Published online by Cambridge University Press: 07 September 2022
For a generation, scholars, politicians, officials, activists and public intellectuals have celebrated the transformative potential of networks across government, economy and society. The network is the leitmotif of postmodernist social science, encompassing everything from radical anti-foundationalism to neo-Marxism and everyday theories of governance, public administration and public policy. Network analysis is applied to a vast range of social phenomena, inter alia to describe, model, analyse, explain and justify them. From the radical left to the libertarian right, scholars celebrate networks alongside their antagonists in mainstream public administration and policy.

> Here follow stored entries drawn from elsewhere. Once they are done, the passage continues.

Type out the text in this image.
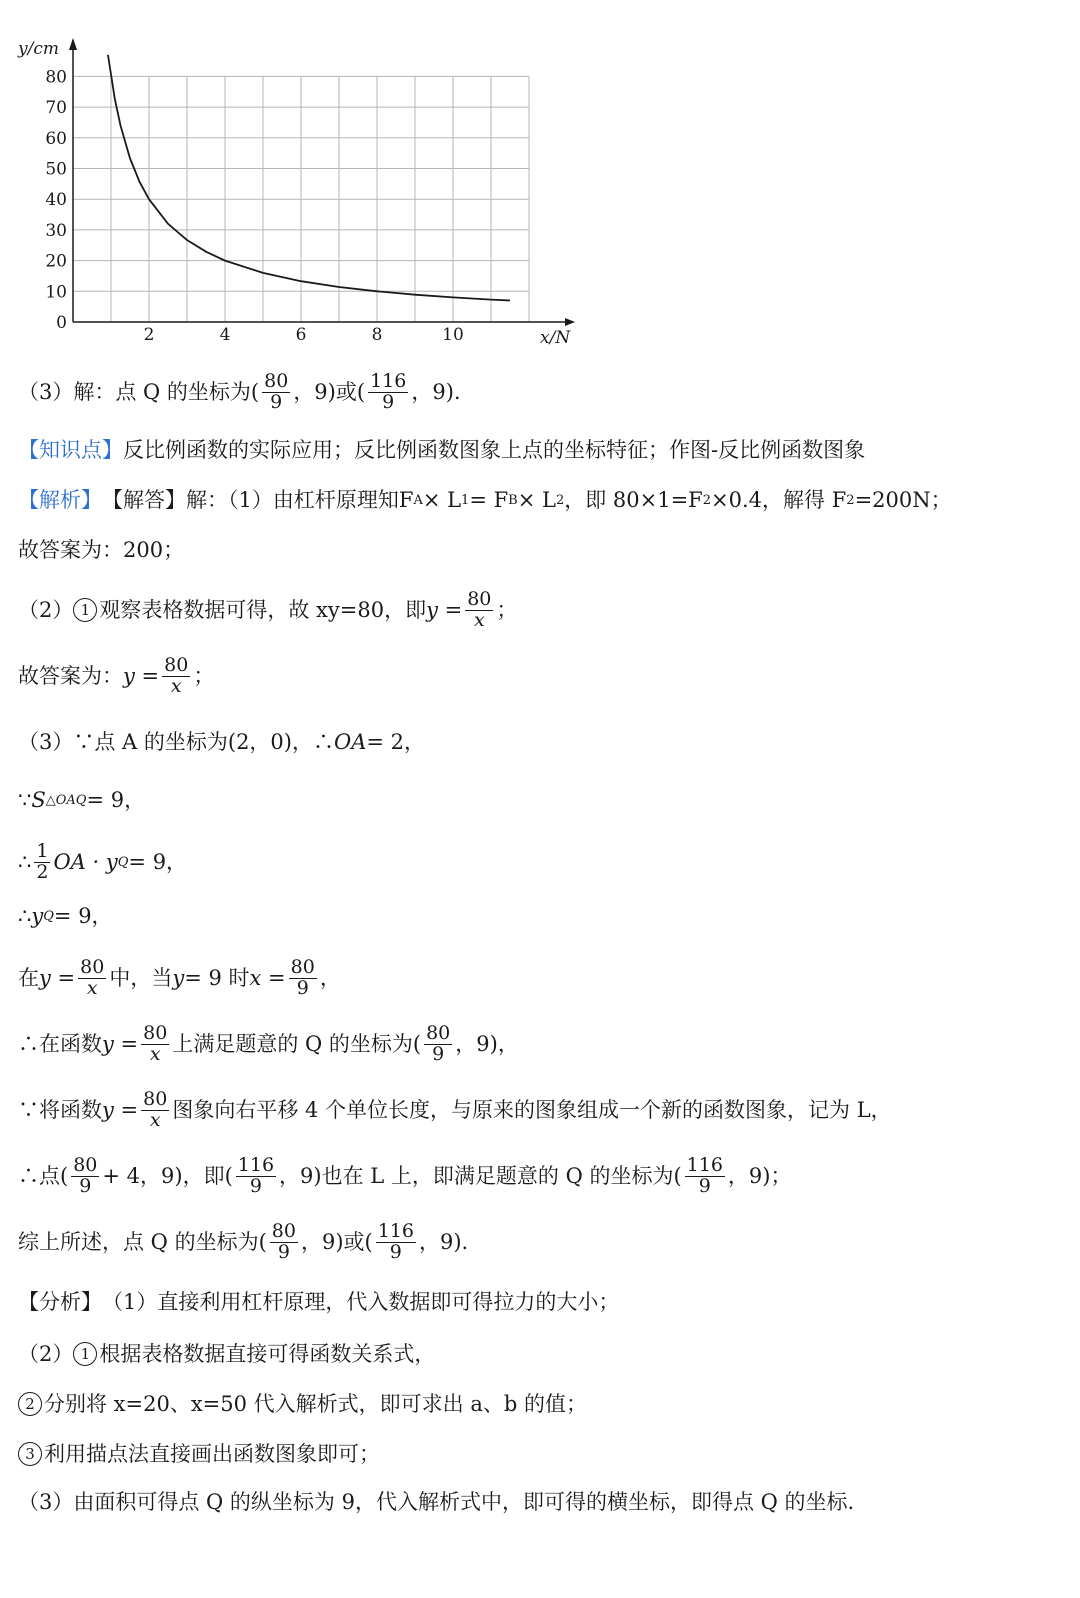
0
10
20
30
40
50
60
70
80
2	4	6	8	10
y/cm
x/N
（3）解：点 Q 的坐标为( $\frac{80}{9}$ ，9)或( $\frac{116}{9}$ ，9).
【知识点】 反比例函数的实际应用；反比例函数图象上点的坐标特征；作图-反比例函数图象
【解析】 【解答】解：（1）由杠杆原理知F A × L 1 = F B × L 2 ，即 80×1=F 2 ×0.4，解得 F 2 =200N；
故答案为：200；
（2） 1 观察表格数据可得，故 xy=80，即 $y = \frac{80}{x}$ ；
故答案为： $y = \frac{80}{x}$ ；
（3）∵点 A 的坐标为(2，0)，∴ OA = 2，
∵ S △OAQ = 9，
∴ $\frac{1}{2}$ OA · y Q = 9，
∴ y Q = 9，
在 $y = \frac{80}{x}$ 中，当 y = 9 时 $x = \frac{80}{9}$ ，
∴在函数 $y = \frac{80}{x}$ 上满足题意的 Q 的坐标为( $\frac{80}{9}$ ，9)，
∵将函数 $y = \frac{80}{x}$ 图象向右平移 4 个单位长度，与原来的图象组成一个新的函数图象，记为 L，
∴点( $\frac{80}{9} + 4$，9)，即( $\frac{116}{9}$ ，9)也在 L 上，即满足题意的 Q 的坐标为( $\frac{116}{9}$ ，9)；
综上所述，点 Q 的坐标为( $\frac{80}{9}$ ，9)或( $\frac{116}{9}$ ，9).
【分析】 （1）直接利用杠杆原理，代入数据即可得拉力的大小；
（2） 1 根据表格数据直接可得函数关系式，
2 分别将 x=20、x=50 代入解析式，即可求出 a、b 的值；
3 利用描点法直接画出函数图象即可；
（3）由面积可得点 Q 的纵坐标为 9，代入解析式中，即可得的横坐标，即得点 Q 的坐标.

International corporate elites depict themselves and their companies as networked and networking as the medium of innovation in the age of informational or knowledge capitalism (Boltanski and Chiapello, 2005a). Across much of the world, from the UK and the US to mainland Europe, Scandinavia, Mexico, South Africa and the Antipodes, and at every geopolitical scale from the neighbourhood to the global, networking is proselytised as the way to conduct governance, intergovernmental relations, management and relations between government and civil society – and indeed as the best way to organise resistance. In short ‘the metaphor of the network has progressively taken responsibility for a new general representation of societies’ (Boltanski and Chiapello, 2005a, p 138). It has become ‘a common form that tends to define our ways of understanding the world and acting in it’ and the ‘tendency of this common form to emerge and exert its hegemony is what defines the period’ (Hardt and Negri, 2004, p 142). Zeldin's (1994, p 488) paean to the network epitomises the celebratory mood:
I see humanity as a family that has hardly met. I see the meeting of people, bodies, thoughts, emotions or actions as the start of most change. Each link created by a meeting is like a filament, which, if they were all visible, would make the world look as though it is covered with gossamer. Every individual is connected to others, loosely or closely, by a unique combination of filaments, which stretch across the frontiers of space and time.
Even the mundane pursuit of joined-up government is imbued with the ‘almost spiritual’ nature of a quest for ‘connexity’ or ‘holism’ (Pollitt, 2003, p 36), the sense that networking is a new and potentially redemptive form of sociability in a world sundered by de-traditionalisation, globalisation and the rise of the ‘me generation’ (Milburn, 2006).